Listed Investment Companies
The latest monthly report from Independent Investment Research includes its full set of recommendations, plus this summary of the recent reporting season:
"Few LICs reduced their dividends during the recent reporting season despite many reporting lower earnings. This reflected the fact that most LICs have a level of profit reserves that enables them to smooth dividends by holding back when profits are strong. Our key measure for assessing LIC performance is total portfolio return, being growth in pre-tax NTA plus dividends, however, we understand that many investors in LICs are also focused on receiving attractive, fully franked dividends. So this month we take a look at the 10 highest yielding LICs in our coverage universe and consider the outlook and sustainability of these dividends.
In order to be able to pay dividends, LICs need to generate profits. However, it is possible for LICs to pay out more than they generate in profits in a given year by dipping into retained profit or dividend reserves from prior years. So it is possible for LICs to smooth dividend payments to their shareholders by retaining profits rather than simply paying out 100% of earnings each year. The table below shows our estimates (based on published accounts) of the number of years each LIC could retain its current dividend payments without generating any additional profits. This is a good indicator of dividend sustainability when markets turn down.
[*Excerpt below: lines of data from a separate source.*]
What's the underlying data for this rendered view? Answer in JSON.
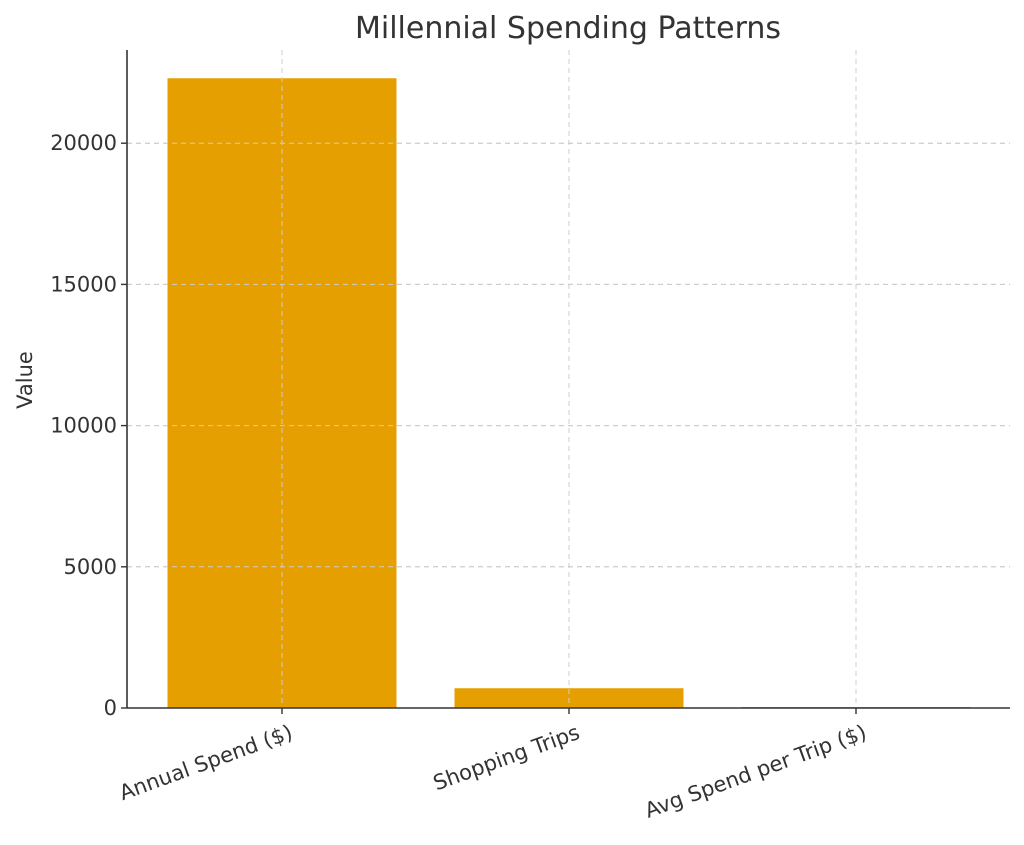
{
  "chart_data": {
    "type": "bar",
    "title": "Millennial Spending Patterns",
    "xlabel": "",
    "ylabel": "Value",
    "categories": [
      "Annual Spend ($)",
      "Shopping Trips",
      "Avg Spend per Trip ($)"
    ],
    "values": [
      22300,
      700,
      32
    ],
    "ylim": [
      0,
      23300
    ],
    "yticks": [
      0,
      5000,
      10000,
      15000,
      20000
    ],
    "grid": true,
    "bar_color": "#E69F00"
  }
}
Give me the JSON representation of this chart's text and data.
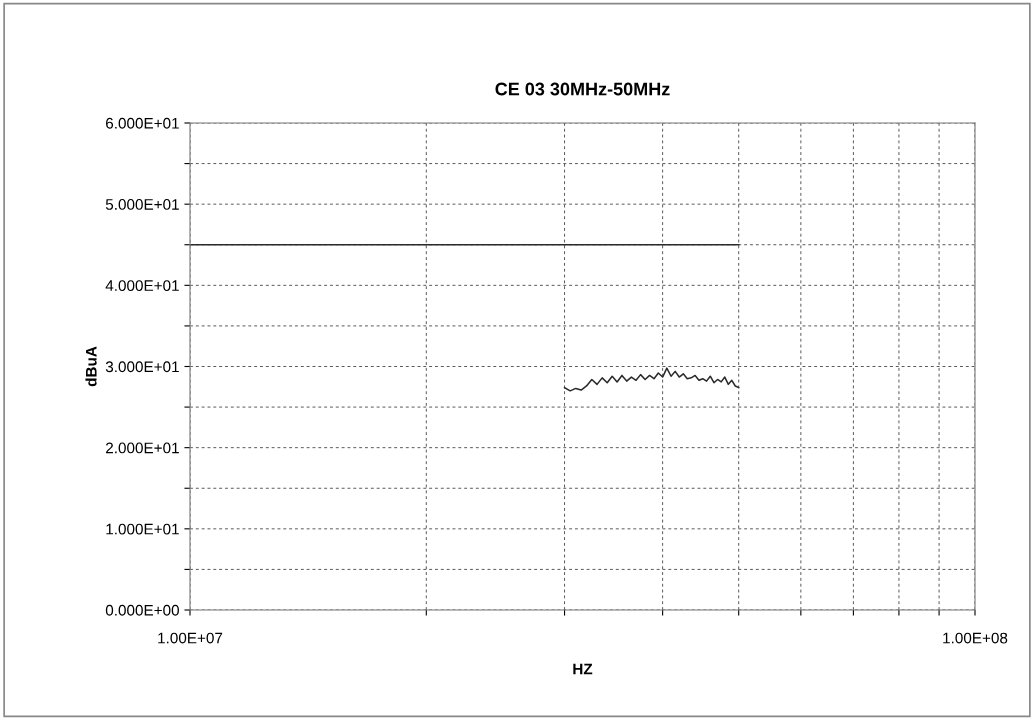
{
  "chart_data": {
    "type": "line",
    "title": "CE 03 30MHz-50MHz",
    "xlabel": "HZ",
    "ylabel": "dBuA",
    "log": "x",
    "xlim": [
      10000000,
      100000000
    ],
    "xticks": [
      {
        "value": 10000000,
        "label": "1.00E+07"
      },
      {
        "value": 20000000,
        "label": null
      },
      {
        "value": 30000000,
        "label": null
      },
      {
        "value": 40000000,
        "label": null
      },
      {
        "value": 50000000,
        "label": null
      },
      {
        "value": 60000000,
        "label": null
      },
      {
        "value": 70000000,
        "label": null
      },
      {
        "value": 80000000,
        "label": null
      },
      {
        "value": 90000000,
        "label": null
      },
      {
        "value": 100000000,
        "label": "1.00E+08"
      }
    ],
    "ylim": [
      0,
      60
    ],
    "yticks": [
      {
        "value": 0,
        "label": "0.000E+00"
      },
      {
        "value": 5,
        "label": null
      },
      {
        "value": 10,
        "label": "1.000E+01"
      },
      {
        "value": 15,
        "label": null
      },
      {
        "value": 20,
        "label": "2.000E+01"
      },
      {
        "value": 25,
        "label": null
      },
      {
        "value": 30,
        "label": "3.000E+01"
      },
      {
        "value": 35,
        "label": null
      },
      {
        "value": 40,
        "label": "4.000E+01"
      },
      {
        "value": 45,
        "label": null
      },
      {
        "value": 50,
        "label": "5.000E+01"
      },
      {
        "value": 55,
        "label": null
      },
      {
        "value": 60,
        "label": "6.000E+01"
      }
    ],
    "grid": true,
    "marker": "none",
    "series": [
      {
        "color": "#2a2a2a",
        "x": [
          10000000,
          50000000
        ],
        "values": [
          45,
          45
        ]
      },
      {
        "color": "#2a2a2a",
        "x": [
          30000000,
          30500000,
          31000000,
          31500000,
          32000000,
          32500000,
          33000000,
          33500000,
          34000000,
          34500000,
          35000000,
          35500000,
          36000000,
          36500000,
          37000000,
          37500000,
          38000000,
          38500000,
          39000000,
          39500000,
          40000000,
          40500000,
          41000000,
          41500000,
          42000000,
          42500000,
          43000000,
          43500000,
          44000000,
          44500000,
          45000000,
          45500000,
          46000000,
          46500000,
          47000000,
          47500000,
          48000000,
          48500000,
          49000000,
          49500000,
          50000000
        ],
        "values": [
          27.4,
          27.0,
          27.3,
          27.1,
          27.6,
          28.4,
          27.8,
          28.6,
          28.0,
          28.8,
          28.1,
          28.9,
          28.2,
          28.7,
          28.3,
          29.0,
          28.4,
          28.9,
          28.5,
          29.2,
          28.7,
          29.8,
          28.8,
          29.4,
          28.7,
          29.1,
          28.5,
          28.6,
          28.9,
          28.3,
          28.5,
          28.2,
          28.8,
          28.0,
          28.4,
          28.1,
          28.7,
          27.8,
          28.3,
          27.6,
          27.4
        ]
      }
    ]
  }
}
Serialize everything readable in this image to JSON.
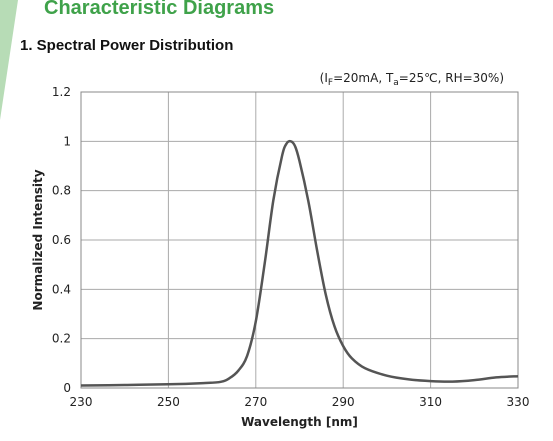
{
  "header": {
    "section_title": "Characteristic Diagrams",
    "subsection_title": "1. Spectral Power Distribution"
  },
  "colors": {
    "heading_green": "#3fa24a",
    "accent_bar": "#7cbf7a",
    "curve": "#555555",
    "grid": "#aaaaaa"
  },
  "chart_data": {
    "type": "line",
    "title": "",
    "conditions": "(I",
    "conditions_parts": [
      "(I",
      "F",
      "=20mA, T",
      "a",
      "=25℃, RH=30%)"
    ],
    "xlabel": "Wavelength [nm]",
    "ylabel": "Normalized Intensity",
    "xlim": [
      230,
      330
    ],
    "ylim": [
      0,
      1.2
    ],
    "x_ticks": [
      230,
      250,
      270,
      290,
      310,
      330
    ],
    "y_ticks": [
      0,
      0.2,
      0.4,
      0.6,
      0.8,
      1,
      1.2
    ],
    "x_tick_labels": [
      "230",
      "250",
      "270",
      "290",
      "310",
      "330"
    ],
    "y_tick_labels": [
      "0",
      "0.2",
      "0.4",
      "0.6",
      "0.8",
      "1",
      "1.2"
    ],
    "grid": true,
    "series": [
      {
        "x": [
          230,
          240,
          250,
          258,
          262,
          264,
          266,
          268,
          270,
          272,
          274,
          276,
          277,
          278,
          279,
          280,
          282,
          284,
          286,
          288,
          290,
          292,
          295,
          300,
          305,
          310,
          315,
          320,
          325,
          330
        ],
        "y": [
          0.01,
          0.012,
          0.015,
          0.02,
          0.025,
          0.04,
          0.07,
          0.13,
          0.27,
          0.5,
          0.76,
          0.94,
          0.99,
          1.0,
          0.98,
          0.92,
          0.76,
          0.56,
          0.38,
          0.25,
          0.17,
          0.12,
          0.08,
          0.05,
          0.035,
          0.028,
          0.026,
          0.032,
          0.043,
          0.048
        ]
      }
    ]
  }
}
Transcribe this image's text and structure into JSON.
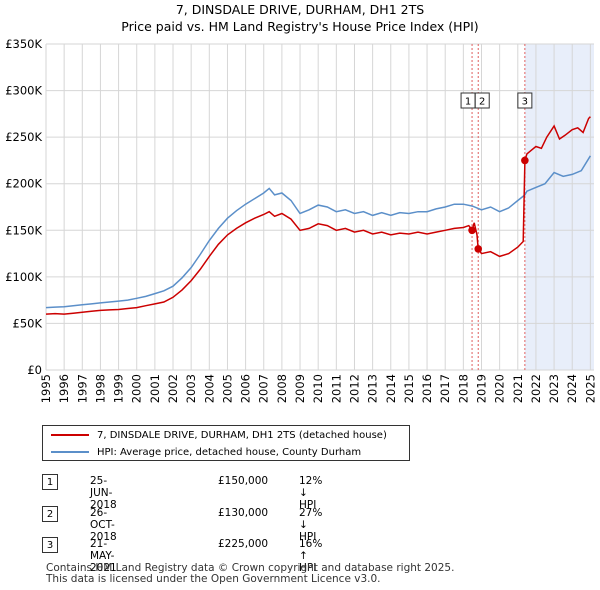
{
  "header": {
    "title": "7, DINSDALE DRIVE, DURHAM, DH1 2TS",
    "subtitle": "Price paid vs. HM Land Registry's House Price Index (HPI)"
  },
  "colors": {
    "property": "#cc0000",
    "hpi": "#5b8fc9",
    "highlight": "#e8eefa",
    "marker_line": "#e06060"
  },
  "chart_data": {
    "type": "line",
    "title": "7, DINSDALE DRIVE, DURHAM, DH1 2TS",
    "subtitle": "Price paid vs. HM Land Registry's House Price Index (HPI)",
    "xlabel": "",
    "ylabel": "",
    "xlim": [
      1995,
      2025.2
    ],
    "ylim": [
      0,
      350000
    ],
    "grid": true,
    "y_ticks": [
      0,
      50000,
      100000,
      150000,
      200000,
      250000,
      300000,
      350000
    ],
    "y_tick_labels": [
      "£0",
      "£50K",
      "£100K",
      "£150K",
      "£200K",
      "£250K",
      "£300K",
      "£350K"
    ],
    "x_ticks": [
      1995,
      1996,
      1997,
      1998,
      1999,
      2000,
      2001,
      2002,
      2003,
      2004,
      2005,
      2006,
      2007,
      2008,
      2009,
      2010,
      2011,
      2012,
      2013,
      2014,
      2015,
      2016,
      2017,
      2018,
      2019,
      2020,
      2021,
      2022,
      2023,
      2024,
      2025
    ],
    "x_tick_labels": [
      "1995",
      "1996",
      "1997",
      "1998",
      "1999",
      "2000",
      "2001",
      "2002",
      "2003",
      "2004",
      "2005",
      "2006",
      "2007",
      "2008",
      "2009",
      "2010",
      "2011",
      "2012",
      "2013",
      "2014",
      "2015",
      "2016",
      "2017",
      "2018",
      "2019",
      "2020",
      "2021",
      "2022",
      "2023",
      "2024",
      "2025"
    ],
    "highlight_span": [
      2021.39,
      2025.2
    ],
    "series": [
      {
        "name": "7, DINSDALE DRIVE, DURHAM, DH1 2TS (detached house)",
        "x": [
          1995.0,
          1995.5,
          1996.0,
          1996.5,
          1997.0,
          1997.5,
          1998.0,
          1998.5,
          1999.0,
          1999.5,
          2000.0,
          2000.5,
          2001.0,
          2001.5,
          2002.0,
          2002.5,
          2003.0,
          2003.5,
          2004.0,
          2004.5,
          2005.0,
          2005.5,
          2006.0,
          2006.5,
          2007.0,
          2007.3,
          2007.6,
          2008.0,
          2008.5,
          2009.0,
          2009.5,
          2010.0,
          2010.5,
          2011.0,
          2011.5,
          2012.0,
          2012.5,
          2013.0,
          2013.5,
          2014.0,
          2014.5,
          2015.0,
          2015.5,
          2016.0,
          2016.5,
          2017.0,
          2017.5,
          2018.0,
          2018.3,
          2018.48,
          2018.6,
          2018.75,
          2018.82,
          2019.0,
          2019.5,
          2020.0,
          2020.5,
          2021.0,
          2021.3,
          2021.39,
          2021.5,
          2021.75,
          2022.0,
          2022.3,
          2022.6,
          2023.0,
          2023.3,
          2023.6,
          2024.0,
          2024.3,
          2024.6,
          2024.9,
          2025.0
        ],
        "values": [
          60000,
          60500,
          60000,
          61000,
          62000,
          63000,
          64000,
          64500,
          65000,
          66000,
          67000,
          69000,
          71000,
          73000,
          78000,
          86000,
          96000,
          108000,
          122000,
          135000,
          145000,
          152000,
          158000,
          163000,
          167000,
          170000,
          165000,
          168000,
          162000,
          150000,
          152000,
          157000,
          155000,
          150000,
          152000,
          148000,
          150000,
          146000,
          148000,
          145000,
          147000,
          146000,
          148000,
          146000,
          148000,
          150000,
          152000,
          153000,
          155000,
          150000,
          158000,
          145000,
          130000,
          125000,
          127000,
          122000,
          125000,
          132000,
          138000,
          225000,
          232000,
          236000,
          240000,
          238000,
          250000,
          262000,
          248000,
          252000,
          258000,
          260000,
          255000,
          270000,
          272000
        ]
      },
      {
        "name": "HPI: Average price, detached house, County Durham",
        "x": [
          1995.0,
          1995.5,
          1996.0,
          1996.5,
          1997.0,
          1997.5,
          1998.0,
          1998.5,
          1999.0,
          1999.5,
          2000.0,
          2000.5,
          2001.0,
          2001.5,
          2002.0,
          2002.5,
          2003.0,
          2003.5,
          2004.0,
          2004.5,
          2005.0,
          2005.5,
          2006.0,
          2006.5,
          2007.0,
          2007.3,
          2007.6,
          2008.0,
          2008.5,
          2009.0,
          2009.5,
          2010.0,
          2010.5,
          2011.0,
          2011.5,
          2012.0,
          2012.5,
          2013.0,
          2013.5,
          2014.0,
          2014.5,
          2015.0,
          2015.5,
          2016.0,
          2016.5,
          2017.0,
          2017.5,
          2018.0,
          2018.5,
          2019.0,
          2019.5,
          2020.0,
          2020.5,
          2021.0,
          2021.39,
          2021.5,
          2022.0,
          2022.5,
          2023.0,
          2023.5,
          2024.0,
          2024.5,
          2025.0
        ],
        "values": [
          67000,
          67500,
          68000,
          69000,
          70000,
          71000,
          72000,
          73000,
          74000,
          75000,
          77000,
          79000,
          82000,
          85000,
          90000,
          99000,
          110000,
          124000,
          139000,
          152000,
          163000,
          171000,
          178000,
          184000,
          190000,
          195000,
          188000,
          190000,
          182000,
          168000,
          172000,
          177000,
          175000,
          170000,
          172000,
          168000,
          170000,
          166000,
          169000,
          166000,
          169000,
          168000,
          170000,
          170000,
          173000,
          175000,
          178000,
          178000,
          176000,
          172000,
          175000,
          170000,
          174000,
          182000,
          188000,
          192000,
          196000,
          200000,
          212000,
          208000,
          210000,
          214000,
          230000
        ]
      }
    ],
    "sale_markers": [
      {
        "label": "1",
        "x": 2018.48,
        "value": 150000
      },
      {
        "label": "2",
        "x": 2018.82,
        "value": 130000
      },
      {
        "label": "3",
        "x": 2021.39,
        "value": 225000
      }
    ]
  },
  "legend": {
    "property_label": "7, DINSDALE DRIVE, DURHAM, DH1 2TS (detached house)",
    "hpi_label": "HPI: Average price, detached house, County Durham"
  },
  "transactions": [
    {
      "num": "1",
      "date": "25-JUN-2018",
      "price": "£150,000",
      "hpi": "12% ↓ HPI"
    },
    {
      "num": "2",
      "date": "26-OCT-2018",
      "price": "£130,000",
      "hpi": "27% ↓ HPI"
    },
    {
      "num": "3",
      "date": "21-MAY-2021",
      "price": "£225,000",
      "hpi": "16% ↑ HPI"
    }
  ],
  "footer": {
    "line1": "Contains HM Land Registry data © Crown copyright and database right 2025.",
    "line2": "This data is licensed under the Open Government Licence v3.0."
  }
}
Coverage of one means that a LIC could maintain its current dividend payout for one year without generating any profit in the current year."
Exchange Traded Funds
The latest monthly report by BetaShares includes this summary:
The Australian ETF industry recorded another strong month of growth, with the industry rising to a fresh record high:
• Total industry FuM at the month end was $30.9B, growth of 2.2% or $842m for the month
• While asset appreciation aided industry growth, the majority (75%) of the month’s growth came from net new money
• Unlike most of the year so far, which has seen strong inflows into Australian equities, the category with the highest level of inflows this month was global equities which received net inflows of $350m
• Australian bonds continued to received inflows with investors remaining cautious regarding the Australian sharemarket
• With continued macro-environmental instability gold exposures performed strongly this month with gold miners ETFs providing investors with the best performance for the month of August 2017.